Marty recovers enough to stage a jailbreak, but Candella is hot on his tail...

The theme of poor city kids ending up on opposite sides of the law has been done many times, including in MANHATTAN MELODRAMA (1934). (CRY OF THE CITY is not, however, a "rehash" of MANHATTAN MELODRAMA, as is asserted in Leonard Maltin's CLASSIC FILM GUIDE.) The film is bolstered by a strong noir atmosphere, charismatic lead performances, and an excellent supporting cast.

Richard Conte has the majority of the screen time as Marty Rome, and he's so good that it turns into one of those movies where the viewer suddenly realizes he's rooting for a murderer to get away! Mature is a worthy opponent. When I was younger I didn't care much for Mature, who seemed all wrong for Technicolor musicals like MY GAL SAL (1942) and MILLION DOLLAR MERMAID (1952), but his still, rough-hewn persona was perfect for Westerns and film noir, including this title.

Debra Paget, as Teena, bookends the film with scenes at the beginning and end of the movie.
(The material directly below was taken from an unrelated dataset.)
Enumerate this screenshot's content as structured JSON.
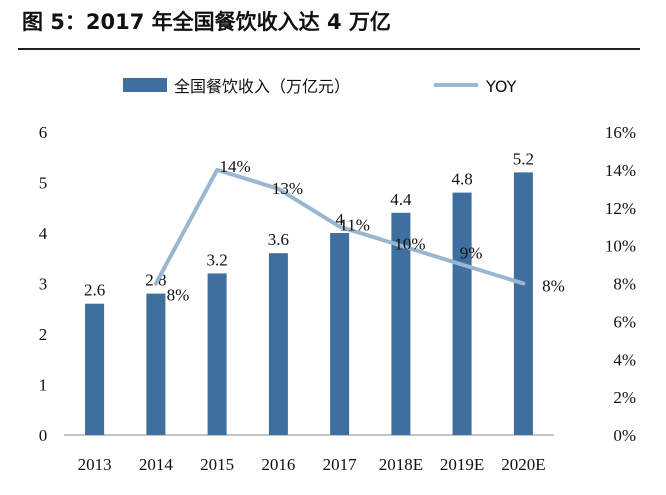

She was only 15 when she played the young leading lady opposite Conte, and she's quite effective as the only clean and good thing in Marty's life.

The cast also includes Fred Clark, in an atypically muted role as Candella's partner, Shelley Winters as a woman who helps Marty when he's on the lam, and Hope Emerson as a jewel thief. Mimi Aguglia plays Marty's long-suffering mother, and Tommy Cook is his teenaged brother.

The editing is occasionally a bit jerky or sloppy, and I had the sense I might be missing a thing or two; for instance, Shelley Winters' character seems to come from nowhere. Turns out I was correct; there's a comment on an IMDb message board describing two scenes with Winters which are said to appear on a Region 2 DVD from BFI. A 2007 review of the DVD at Home Cinema confirms the DVD contains footage not seen in the print shown in recent years on Fox Movie Channel.

CRY OF THE CITY was directed by Robert Siodmak. It was shot in black and white by Lloyd Ahern.

The screenplay is by Richard Murphy and an uncredited Ben Hecht, based on the novel THE CHAIR FOR MARTIN ROME by Henry Edward Helseth.

The film runs 95 minutes.

For more on this film, visit Dave's post at Goodfella's Movie Blog.

April 2013 Update: I had a wonderful chance to see this film again in 35mm at the Noir City Film Festival. It looked fantastic on a big screen!

October 2013 Update: CRY OF THE CITY is now available on DVD from the Fox Cinema Archives.

2016 Update: CRY OF THE CITY is now available on Blu-ray from Kino Lorber.